Some of you are thinking, "Wow, that guy from McGraw-Hill is talking about easily being replaced, breaking things up, creating an ecosystem and sharing data." You're saying, "Yeah, right." We've made a deliberate decision, we who are leading McGraw-Hill into the future, to honestly do this. Here are some proof points of that. Number one, everything we build today both internally and externally is using IMS global interoperability standards. Inside, when we talk to our own modules it's through IMS, and outside it's through IMS, because we only want to be used where we create value, and if we don't create value, we don't want to make it difficult for you. Conversely, we want to get rid of the grit in the ecosystem. If the ecosystem is going to be intuitive, and engaging, and efficient, and effective, these are the standards of which how to do it.

Second point, more so than ever, we're looking for new opportunities and supporting new opportunities with academic researchers to help better understand the power of small data, not just for us, but for the greater ed tech and learning communities. We're putting significant focus and energy behind number one, empowering legitimate research and trials with automatized data sets that drive the trials. Number two, providing to these researchers their fundamental tooling that lets them create their own trials and their experiments to either prove or disprove what we've already created, and to help us strengthen it, and to help publicly create deeper understanding of this state of the art. We do this because we're super worried that this idea of personalized and adaptive is so nebulous, that it needs more research to be more finite and well understood, and we think that's good for our learners and teachers.

Number three, we're working on really different business models. We know there's a cost and access issue and we've seen many address that. We actually think there's a different issue. The real issue is successful access, because we know the biggest cost are students investing both dollars and time and not completing. Turn it around, when students complete great things happen, nothing new. We're partnering with innovative folks like ASU on Global Freshman Academy, and you'll see us partner with others to change the nature of the delivery model, and to change the nature of the economic model in ways that drive successful access, not just access.

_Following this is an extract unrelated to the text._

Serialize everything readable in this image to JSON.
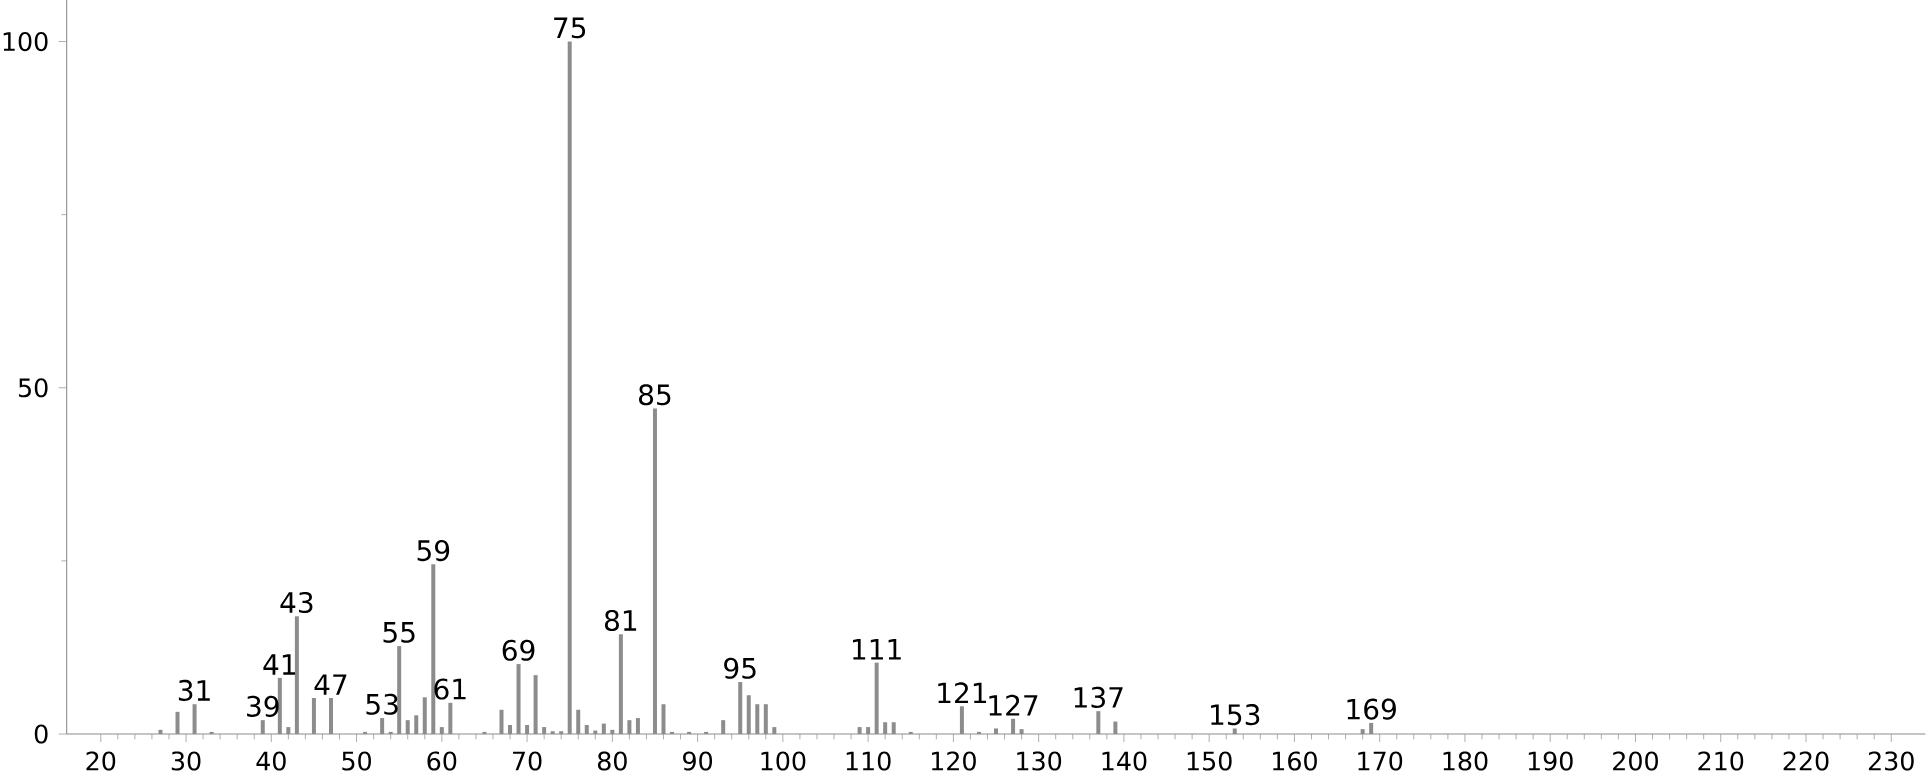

Lastly, we're unlocking our platforms. Many of you might think of us as a publisher, anybody? I've heard that. Some of you know, thank you. When I was given this job the first thing I said is why me, I don't know the first thing about publishing, I only know about technology and learning. What we've come to realize is we're really good at publishing, we're really good at curation and we're really good at learning technology, and we're separating the three. Where appropriate, you'll see us unlock our technology and let other people do great things with it and we think that's cool. Where appropriate, we will publish what we think are really good learning objects. Where appropriate, we'll simply be a services partner to help build scopes and sequences that are made up of ours,, others, and our customers content.

What we care deeply about is providing all of these in a way that's open and instrumented in the purpose of the learning moment. The ask, the ask is that we all agree to open standards. The ask is that no one of us goes for global domination but does see this as an ecosystem. The ask is that in everything we do and in every investment we make we truly put that learning moment as the central outcome. I believe if we all do that there's room for everybody, and I think that's good.

We All Have Choices in Our Business Models

The reminder of why we should honor the ask is because of this. How many people have a betamax machine at home, anybody? It was superior. It was, it's way better than VHS, and it was closed. Those of you who are building your ed tech betamaxes, please stop, and please join the ecosystem. Thank you.